Milano secondo Coma_Cose

Una mappatura geografico-emozionale, una guida 'personale' alla città protagonista delle loro canzoni attraverso cinque luoghi importanti (dentro e fuori la musica) scelti da Fausto Lama e California

Foto di Melania Andronic

Scritto da La Redazione il 2 aprile 2019

Non solo “Beach Boys disorti”, “Diventiamo tutti rossi come King Krule”, “Anima Latina” di Lucio Battisti – e la lista sarebbe ancora parecchio lunga. Se musicalmente i Coma_Cosa sono un “crossover” di suoni e orizzonti tra contemporaneo e vintage – hip hop, elettronica, nostalgia cantautorale e digressioni pop – pure nei testi di intrecci, connessioni e giochi di parole (spesso da far gongolare gli hater) ce ne sono a palate. A partire dai primi singoli e dall’EP “Inverno ticinese” fino a esplodere nell’esordio lungo “Hype Aura”, non sono mancati riferimenti ad artisti e band importanti (“Guccini è il nostro rapper preferito”, raccontano in un’intervista). Ma soprattutto non sono mancati gli orizzonti della loro Milano, dove vivono da dieci anni, dove si sono conosciuti quando Fausto lavorava come commesso in un negozio di Porta Ticinese, e che raccontano – e forse anche qui sta la loro forza – dal punto di vista (ampiamente condiviso) di chi in questa città si è trasferito – lui è della provincia di Brescia, lei di Pordenone -, dal “turista” più o meno “provinciale”.

Dalla Darsena alla Scighera, dai Navigli a Cadorna e poi fino in Centrale (passando per “mai una” Gioia), “Hype Aura” è (anche) una mappa sentimentale e geografica di Milano. In vista del loro tour, dove ci aspettiamo che tengano il palco ancora meglio di come hanno fatto nelle date precedenti, abbiamo chiesto a Fausto “Lama” Zanardelli e Francesca Mesiano, detta California, di raccontarci la loro Milano attraverso cinque luoghi speciali a cui sono affezionati, associando a ognuno di essi una canzone.

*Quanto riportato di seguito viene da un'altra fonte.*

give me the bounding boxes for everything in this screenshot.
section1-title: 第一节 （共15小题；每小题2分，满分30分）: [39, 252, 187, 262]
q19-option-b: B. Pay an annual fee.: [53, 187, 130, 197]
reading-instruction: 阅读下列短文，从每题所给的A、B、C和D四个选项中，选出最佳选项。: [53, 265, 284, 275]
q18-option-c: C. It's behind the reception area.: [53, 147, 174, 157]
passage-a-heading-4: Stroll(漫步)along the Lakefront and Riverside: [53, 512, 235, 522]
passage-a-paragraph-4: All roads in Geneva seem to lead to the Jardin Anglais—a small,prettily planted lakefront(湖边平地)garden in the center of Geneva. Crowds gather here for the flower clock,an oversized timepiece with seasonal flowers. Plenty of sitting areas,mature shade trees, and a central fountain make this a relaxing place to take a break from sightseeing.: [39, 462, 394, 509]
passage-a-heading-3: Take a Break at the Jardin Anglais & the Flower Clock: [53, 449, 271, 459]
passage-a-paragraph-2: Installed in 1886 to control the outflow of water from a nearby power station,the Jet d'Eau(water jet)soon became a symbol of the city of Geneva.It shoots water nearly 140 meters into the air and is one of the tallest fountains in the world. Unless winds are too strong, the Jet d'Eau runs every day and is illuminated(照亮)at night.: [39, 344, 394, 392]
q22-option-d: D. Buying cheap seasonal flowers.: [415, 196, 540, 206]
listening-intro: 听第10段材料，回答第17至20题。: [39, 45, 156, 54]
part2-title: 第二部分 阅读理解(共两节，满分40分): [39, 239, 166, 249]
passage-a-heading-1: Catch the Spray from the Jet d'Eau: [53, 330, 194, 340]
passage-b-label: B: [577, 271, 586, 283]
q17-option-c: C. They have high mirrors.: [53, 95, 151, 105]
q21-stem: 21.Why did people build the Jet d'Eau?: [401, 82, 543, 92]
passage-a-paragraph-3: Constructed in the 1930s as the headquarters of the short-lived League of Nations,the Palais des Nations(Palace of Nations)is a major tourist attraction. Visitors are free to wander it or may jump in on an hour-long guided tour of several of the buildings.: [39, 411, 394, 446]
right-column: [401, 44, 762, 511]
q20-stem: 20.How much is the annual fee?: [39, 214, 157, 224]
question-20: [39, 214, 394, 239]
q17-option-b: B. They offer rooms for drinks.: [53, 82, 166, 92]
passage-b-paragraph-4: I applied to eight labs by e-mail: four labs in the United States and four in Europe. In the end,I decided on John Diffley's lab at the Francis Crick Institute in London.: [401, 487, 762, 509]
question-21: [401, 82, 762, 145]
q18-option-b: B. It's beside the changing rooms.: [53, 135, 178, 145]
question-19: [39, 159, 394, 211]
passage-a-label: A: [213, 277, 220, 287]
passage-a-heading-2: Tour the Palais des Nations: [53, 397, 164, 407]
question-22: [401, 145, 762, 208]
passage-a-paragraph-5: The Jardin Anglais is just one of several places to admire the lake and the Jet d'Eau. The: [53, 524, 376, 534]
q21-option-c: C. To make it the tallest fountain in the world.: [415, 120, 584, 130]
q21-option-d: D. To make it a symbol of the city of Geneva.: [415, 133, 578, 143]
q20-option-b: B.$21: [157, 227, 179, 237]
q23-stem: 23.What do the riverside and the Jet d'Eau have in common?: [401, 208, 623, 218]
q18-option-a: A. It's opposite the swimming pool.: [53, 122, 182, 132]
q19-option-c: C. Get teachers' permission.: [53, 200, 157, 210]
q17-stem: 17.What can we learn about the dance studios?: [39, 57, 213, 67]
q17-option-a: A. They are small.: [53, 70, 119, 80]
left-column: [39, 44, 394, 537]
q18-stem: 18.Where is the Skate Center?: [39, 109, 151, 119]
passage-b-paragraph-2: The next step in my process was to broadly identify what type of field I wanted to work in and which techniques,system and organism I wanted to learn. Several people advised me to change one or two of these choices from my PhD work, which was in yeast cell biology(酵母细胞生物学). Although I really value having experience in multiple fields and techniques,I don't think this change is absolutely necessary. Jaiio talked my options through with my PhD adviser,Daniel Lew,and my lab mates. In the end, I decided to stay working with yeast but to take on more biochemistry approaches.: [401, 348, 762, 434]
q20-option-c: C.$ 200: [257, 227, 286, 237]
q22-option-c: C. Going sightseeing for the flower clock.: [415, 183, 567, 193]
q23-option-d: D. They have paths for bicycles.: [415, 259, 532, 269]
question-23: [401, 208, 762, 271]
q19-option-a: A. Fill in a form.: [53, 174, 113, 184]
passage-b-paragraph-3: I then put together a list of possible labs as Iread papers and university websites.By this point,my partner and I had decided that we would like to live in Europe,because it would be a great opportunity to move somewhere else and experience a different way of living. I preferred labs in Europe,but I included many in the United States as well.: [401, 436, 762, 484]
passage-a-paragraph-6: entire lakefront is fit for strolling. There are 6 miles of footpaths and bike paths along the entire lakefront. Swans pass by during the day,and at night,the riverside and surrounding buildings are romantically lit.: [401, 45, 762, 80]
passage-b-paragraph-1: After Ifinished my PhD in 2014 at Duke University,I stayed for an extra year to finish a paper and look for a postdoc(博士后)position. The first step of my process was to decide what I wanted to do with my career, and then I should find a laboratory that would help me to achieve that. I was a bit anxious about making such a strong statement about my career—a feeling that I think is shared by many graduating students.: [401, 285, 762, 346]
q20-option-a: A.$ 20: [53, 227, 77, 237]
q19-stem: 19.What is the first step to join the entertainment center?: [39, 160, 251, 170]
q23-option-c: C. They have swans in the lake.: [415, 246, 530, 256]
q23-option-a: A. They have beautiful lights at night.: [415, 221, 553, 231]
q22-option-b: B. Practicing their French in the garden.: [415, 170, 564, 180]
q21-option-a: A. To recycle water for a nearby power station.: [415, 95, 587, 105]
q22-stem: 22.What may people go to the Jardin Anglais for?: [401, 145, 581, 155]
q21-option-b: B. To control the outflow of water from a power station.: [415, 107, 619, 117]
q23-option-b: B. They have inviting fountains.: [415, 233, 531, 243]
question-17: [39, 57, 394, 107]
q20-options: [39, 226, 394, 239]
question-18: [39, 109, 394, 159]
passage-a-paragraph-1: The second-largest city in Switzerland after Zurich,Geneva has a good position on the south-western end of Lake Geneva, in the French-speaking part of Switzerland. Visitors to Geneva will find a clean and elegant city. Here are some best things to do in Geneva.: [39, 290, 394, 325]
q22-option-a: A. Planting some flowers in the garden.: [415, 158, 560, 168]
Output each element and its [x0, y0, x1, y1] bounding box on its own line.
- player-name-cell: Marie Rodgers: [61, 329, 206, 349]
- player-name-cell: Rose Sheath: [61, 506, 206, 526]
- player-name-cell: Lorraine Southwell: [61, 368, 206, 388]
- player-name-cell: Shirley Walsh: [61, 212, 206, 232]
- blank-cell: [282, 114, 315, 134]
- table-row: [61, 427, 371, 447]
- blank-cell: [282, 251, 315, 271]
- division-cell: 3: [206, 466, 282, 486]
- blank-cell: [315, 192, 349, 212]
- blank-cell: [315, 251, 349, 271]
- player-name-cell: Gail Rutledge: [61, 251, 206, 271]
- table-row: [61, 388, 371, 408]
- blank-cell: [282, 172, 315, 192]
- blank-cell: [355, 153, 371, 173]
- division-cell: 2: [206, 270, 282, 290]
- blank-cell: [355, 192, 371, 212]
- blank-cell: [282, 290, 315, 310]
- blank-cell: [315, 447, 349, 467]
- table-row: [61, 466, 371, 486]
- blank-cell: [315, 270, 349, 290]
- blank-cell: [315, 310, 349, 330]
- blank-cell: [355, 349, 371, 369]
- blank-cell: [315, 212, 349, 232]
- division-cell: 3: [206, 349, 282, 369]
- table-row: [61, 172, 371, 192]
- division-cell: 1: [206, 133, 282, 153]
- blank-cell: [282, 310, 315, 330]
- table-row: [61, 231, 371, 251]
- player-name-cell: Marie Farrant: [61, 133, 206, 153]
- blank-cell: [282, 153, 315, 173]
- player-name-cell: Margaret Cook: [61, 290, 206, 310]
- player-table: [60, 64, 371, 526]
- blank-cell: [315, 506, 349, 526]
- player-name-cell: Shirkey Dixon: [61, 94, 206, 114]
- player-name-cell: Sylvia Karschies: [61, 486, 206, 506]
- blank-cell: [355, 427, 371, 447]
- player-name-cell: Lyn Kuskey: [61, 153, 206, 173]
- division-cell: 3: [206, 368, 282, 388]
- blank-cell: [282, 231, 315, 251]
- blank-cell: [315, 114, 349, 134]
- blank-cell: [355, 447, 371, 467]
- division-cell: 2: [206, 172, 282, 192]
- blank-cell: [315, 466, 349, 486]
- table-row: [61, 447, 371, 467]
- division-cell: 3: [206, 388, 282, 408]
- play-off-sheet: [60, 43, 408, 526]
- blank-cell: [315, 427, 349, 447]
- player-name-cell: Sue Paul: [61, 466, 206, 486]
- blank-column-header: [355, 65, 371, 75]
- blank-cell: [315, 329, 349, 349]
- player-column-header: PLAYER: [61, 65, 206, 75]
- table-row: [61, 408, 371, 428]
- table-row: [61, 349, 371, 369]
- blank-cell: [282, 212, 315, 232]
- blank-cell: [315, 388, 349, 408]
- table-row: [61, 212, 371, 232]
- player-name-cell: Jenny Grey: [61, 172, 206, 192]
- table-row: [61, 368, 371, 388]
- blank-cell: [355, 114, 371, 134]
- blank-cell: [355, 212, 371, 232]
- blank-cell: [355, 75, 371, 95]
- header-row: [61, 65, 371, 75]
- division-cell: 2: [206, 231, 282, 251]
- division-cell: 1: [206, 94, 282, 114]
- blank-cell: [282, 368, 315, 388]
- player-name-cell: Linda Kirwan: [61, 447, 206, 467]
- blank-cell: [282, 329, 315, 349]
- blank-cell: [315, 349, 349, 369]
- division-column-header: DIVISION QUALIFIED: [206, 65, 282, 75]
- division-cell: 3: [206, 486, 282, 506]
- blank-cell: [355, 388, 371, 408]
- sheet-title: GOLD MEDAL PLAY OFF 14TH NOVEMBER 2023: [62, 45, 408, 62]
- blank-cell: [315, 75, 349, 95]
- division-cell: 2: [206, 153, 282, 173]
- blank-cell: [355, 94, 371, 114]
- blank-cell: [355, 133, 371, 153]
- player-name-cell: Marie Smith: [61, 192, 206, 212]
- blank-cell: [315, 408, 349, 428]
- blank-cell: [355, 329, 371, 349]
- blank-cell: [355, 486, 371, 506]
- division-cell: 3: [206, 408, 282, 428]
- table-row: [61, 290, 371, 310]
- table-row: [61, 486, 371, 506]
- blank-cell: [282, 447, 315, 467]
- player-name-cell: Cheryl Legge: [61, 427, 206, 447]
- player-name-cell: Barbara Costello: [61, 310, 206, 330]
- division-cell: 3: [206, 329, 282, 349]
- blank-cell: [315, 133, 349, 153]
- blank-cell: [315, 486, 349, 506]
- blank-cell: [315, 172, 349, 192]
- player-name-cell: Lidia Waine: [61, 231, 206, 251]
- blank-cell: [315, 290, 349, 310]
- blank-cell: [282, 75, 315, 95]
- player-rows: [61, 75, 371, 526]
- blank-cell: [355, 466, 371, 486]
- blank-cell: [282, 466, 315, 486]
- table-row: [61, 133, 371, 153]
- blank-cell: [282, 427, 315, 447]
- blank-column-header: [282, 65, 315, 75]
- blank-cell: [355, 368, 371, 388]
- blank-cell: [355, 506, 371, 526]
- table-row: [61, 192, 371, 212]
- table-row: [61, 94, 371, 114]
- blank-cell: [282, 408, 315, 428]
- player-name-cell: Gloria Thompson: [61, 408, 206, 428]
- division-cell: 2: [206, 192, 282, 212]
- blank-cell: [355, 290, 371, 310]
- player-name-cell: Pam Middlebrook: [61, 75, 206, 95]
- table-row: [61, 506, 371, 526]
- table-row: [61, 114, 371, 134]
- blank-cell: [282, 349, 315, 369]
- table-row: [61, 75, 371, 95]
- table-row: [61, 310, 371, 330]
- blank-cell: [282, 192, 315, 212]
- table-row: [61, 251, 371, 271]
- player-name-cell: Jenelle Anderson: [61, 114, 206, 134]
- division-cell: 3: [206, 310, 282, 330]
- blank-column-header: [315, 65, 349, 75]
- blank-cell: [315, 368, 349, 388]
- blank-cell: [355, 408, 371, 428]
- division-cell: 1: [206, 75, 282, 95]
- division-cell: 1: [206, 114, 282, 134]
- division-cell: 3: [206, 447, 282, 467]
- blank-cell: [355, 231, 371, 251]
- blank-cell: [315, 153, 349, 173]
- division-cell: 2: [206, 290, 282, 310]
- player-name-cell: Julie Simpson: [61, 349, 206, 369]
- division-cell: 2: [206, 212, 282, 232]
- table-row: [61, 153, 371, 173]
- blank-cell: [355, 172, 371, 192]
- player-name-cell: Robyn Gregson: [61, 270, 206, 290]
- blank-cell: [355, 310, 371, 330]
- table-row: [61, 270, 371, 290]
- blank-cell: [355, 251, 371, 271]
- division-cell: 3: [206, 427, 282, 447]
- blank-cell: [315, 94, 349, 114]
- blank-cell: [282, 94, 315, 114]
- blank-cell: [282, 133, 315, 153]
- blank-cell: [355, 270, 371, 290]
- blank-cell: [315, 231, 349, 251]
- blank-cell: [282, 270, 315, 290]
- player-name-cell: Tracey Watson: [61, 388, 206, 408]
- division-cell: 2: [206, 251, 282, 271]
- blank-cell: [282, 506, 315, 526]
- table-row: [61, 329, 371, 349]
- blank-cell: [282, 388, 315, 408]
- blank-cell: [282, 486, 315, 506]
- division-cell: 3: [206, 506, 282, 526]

La città dove anche se non c’è il mare restiamo (quasi tutti) squali.

BAR TABACCHI DARSENA – Giorgio Gaber, “La ballata del Cerrutti”

È il bar dove iniziare o chiudere la serata, in mezzo a tutti i locali acchittati della movida, resta un posto incontaminato dove Peppuccio, il propietario, ti fa sempre sentire come a casa tua.

CORSO DI PORTA TICINESE – Oasis, “(What’s the Story?) Morning Glory”

È la via dello shopping un po’ “alternative” di Milano dove ci siamo conosciuti e lavoravamo come commessi, a un passo dalle Colonne dove in pausa pranzo si andava spesso a mangiarsi un panino o un’insalata sui “pietroni”.

PAOLO SARPI – Gorillaz, “Honk Kong”

AKA La Chinatown milanese, è una zona che abbiamo frequentato mentre scrivevamo il disco, molto diversa dal resto della città e quindi con un fascino tutto suo, tra mille negozietti e street food tipici a due passi dal centro ti catapulta in un mondo parallelo.

LUCKY SEVEN – Kendrick Lamar, “Alright”

In zona Ripamonti c’è questo ristorante All You Can Eat Srilankese che spacca tutto. La sala è incredibile, sembra una palestra vintage e il personale sempre impeccabile lo rendono un posto unico.

Mercato di Piazzale Cuoco – Naughty By Nature, “O.P.P.”

Una delle cose che ci piace fare maggiormente è passeggiare e la domenica giriamo per mercati e mercatini. Uno degno di nota è quello di Piazzale Cuoco, un vero mercato delle pulci dove se si cerca bene si possono trovare oggetti e vestiti incredibili.